Photo of military personnel getting a slit lamp examination
Air Force Senior Airman Troy Dibley, 61st Fighter Squadron F-35A Lightning II avionics journeyman, receives a slit lamp examination June 9, 2020, at Luke Air Force Base, Arizona. Slit lamp examinations are performed to check for ocular health and abnormalities. The Luke AFB optometry clinic treats more than 4,000 patients every year (Photo by: Air Force Airman 1st Class Brooke Moeder).

Therapy

"Some patients will not get better without therapy or intervention, and some will not get better even with treatment, becoming chronically affected patients," said Barker.

For oculomotor visual dysfunctions - which include difficulty visually tracking moving objects, losing your place, or skipping words or sentences and the sense that words float on a page while reading - and photophobia (light sensitivity), treatment includes using lenses, tints, prisms, and rehabilitative therapy, which have a good record of success, added Barker.

Lenses help with focus dysfunctions, prisms help treat problems with eye alignment, and tints help patients suffering from photophobia.

"Photophobia tends to improve a lot within the first three months, and tints used early in the process can be crucial to get the patient through the early stages but may need to be reduced or removed later in the process to avoid dependency that can interfere with fuller recovery," he added.

Other visual dysfunctions commonly associated with TBI include ocular misalignment, or not being able to look in the same direction or focus on the same object with both eyes in the lateral and vertical dimension as well as in efficient general eye movements, added Barker.

To help treat those, occupational therapy - such as interventions to improve visual attention, search and speed, and efficiency in visual processing - is a common treatment, as is working with optometrists and ophthalmologists to ensure that TBI patients can compensate for deficits in acuity, visual field, and eye movements to complete important daily activities safely and effectively.

"Accommodative (focus) dysfunctions and convergence insufficiencies (the inability to keep both eyes working together) are commonly managed using near focal and convergence demand training, sort of like calisthenics for near vision," said Barker. "Patients with difficulties related to eye tracking can also benefit from tracking exercises that usually involve automated tracking devices."

He explained that since many of the issues patients experience after TBI tend to improve with time, these types of therapies are supportive and usually hasten recovery by creating direct improvement early in the recovery process. Treatment and rehabilitation can also aid rehabilitation because patients can get discouraged early in the process, especially since so much human activity is visually guided.

"Currently, there is a lot of research on what are the most effective treatment and therapeutic strategies available to determine the most effective ways to return service members to full duty status and improve their quality of life as quickly as possible," said Pattison.

The prognosis depends on the severity of the injury, he explained. "With a concussion, most people recover most or all of their brain function within three months of the injury," said Pattison. "Most recover sooner, but each service member's recovery may not follow the norms, which is why proper evaluation is important."

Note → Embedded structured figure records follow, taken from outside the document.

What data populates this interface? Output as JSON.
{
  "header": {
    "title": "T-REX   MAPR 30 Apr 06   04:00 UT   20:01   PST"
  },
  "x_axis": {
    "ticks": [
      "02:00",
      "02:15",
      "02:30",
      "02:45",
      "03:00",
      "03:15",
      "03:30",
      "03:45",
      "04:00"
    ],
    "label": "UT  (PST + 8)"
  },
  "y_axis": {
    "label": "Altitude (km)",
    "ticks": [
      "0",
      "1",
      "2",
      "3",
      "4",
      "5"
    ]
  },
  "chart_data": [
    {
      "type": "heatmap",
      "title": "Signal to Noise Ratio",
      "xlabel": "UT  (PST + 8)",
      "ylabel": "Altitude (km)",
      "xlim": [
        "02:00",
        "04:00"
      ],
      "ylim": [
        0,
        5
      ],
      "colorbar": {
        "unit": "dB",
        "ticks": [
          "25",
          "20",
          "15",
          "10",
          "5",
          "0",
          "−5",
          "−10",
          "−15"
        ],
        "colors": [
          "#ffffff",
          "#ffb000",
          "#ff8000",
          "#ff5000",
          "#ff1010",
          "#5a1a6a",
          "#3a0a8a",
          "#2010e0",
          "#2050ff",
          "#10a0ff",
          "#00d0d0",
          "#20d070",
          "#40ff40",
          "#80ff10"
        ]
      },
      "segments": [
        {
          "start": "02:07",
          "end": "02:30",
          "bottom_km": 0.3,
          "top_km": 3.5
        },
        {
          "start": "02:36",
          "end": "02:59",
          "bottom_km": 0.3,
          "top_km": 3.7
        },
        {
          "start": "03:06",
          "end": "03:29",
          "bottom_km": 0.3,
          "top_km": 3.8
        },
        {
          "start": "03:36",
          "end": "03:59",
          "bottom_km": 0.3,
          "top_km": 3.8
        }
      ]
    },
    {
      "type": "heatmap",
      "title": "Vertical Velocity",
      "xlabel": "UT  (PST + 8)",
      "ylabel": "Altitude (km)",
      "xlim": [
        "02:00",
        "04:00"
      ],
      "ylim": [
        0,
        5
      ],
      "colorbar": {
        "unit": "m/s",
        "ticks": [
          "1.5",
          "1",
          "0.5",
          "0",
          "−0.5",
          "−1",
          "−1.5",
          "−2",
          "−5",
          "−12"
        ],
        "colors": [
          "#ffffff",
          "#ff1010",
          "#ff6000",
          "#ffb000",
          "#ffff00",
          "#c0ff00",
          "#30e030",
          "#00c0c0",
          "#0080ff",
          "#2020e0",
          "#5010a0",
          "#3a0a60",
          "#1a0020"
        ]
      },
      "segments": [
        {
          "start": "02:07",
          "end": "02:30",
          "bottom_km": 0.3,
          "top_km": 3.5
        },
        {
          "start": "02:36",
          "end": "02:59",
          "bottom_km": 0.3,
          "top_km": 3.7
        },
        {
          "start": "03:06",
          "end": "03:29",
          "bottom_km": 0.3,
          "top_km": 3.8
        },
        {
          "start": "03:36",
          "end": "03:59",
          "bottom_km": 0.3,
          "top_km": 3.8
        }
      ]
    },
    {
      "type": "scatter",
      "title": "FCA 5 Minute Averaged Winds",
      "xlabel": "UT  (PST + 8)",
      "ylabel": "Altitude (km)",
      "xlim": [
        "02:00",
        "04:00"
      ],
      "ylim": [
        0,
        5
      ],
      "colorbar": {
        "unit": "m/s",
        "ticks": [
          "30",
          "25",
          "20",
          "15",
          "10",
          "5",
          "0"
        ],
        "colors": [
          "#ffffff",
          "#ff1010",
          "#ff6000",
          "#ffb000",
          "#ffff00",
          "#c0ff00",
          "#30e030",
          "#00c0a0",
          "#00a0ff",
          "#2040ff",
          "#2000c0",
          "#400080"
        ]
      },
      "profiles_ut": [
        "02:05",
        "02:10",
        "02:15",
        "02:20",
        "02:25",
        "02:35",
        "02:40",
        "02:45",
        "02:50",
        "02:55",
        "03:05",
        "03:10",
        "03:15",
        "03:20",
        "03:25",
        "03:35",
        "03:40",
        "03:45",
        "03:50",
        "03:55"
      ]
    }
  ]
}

However, "if vision - visual acuity - is impaired due to brain injury, the prognosis for return of vision is poor," said Barker. "On the other hand, optical and rehabilitation management of the visual dysfunctions is highly successful in restoring normal function."

Both experts agreed that the most important aspect for service members to keep in mind is paying attention to the signs and symptoms and seeking proper care for any issues they have. "In most cases, rest and a slow return to full activities are necessary, but in some cases, members will need additional time and treatment to get to a fully functional state," said Pattison.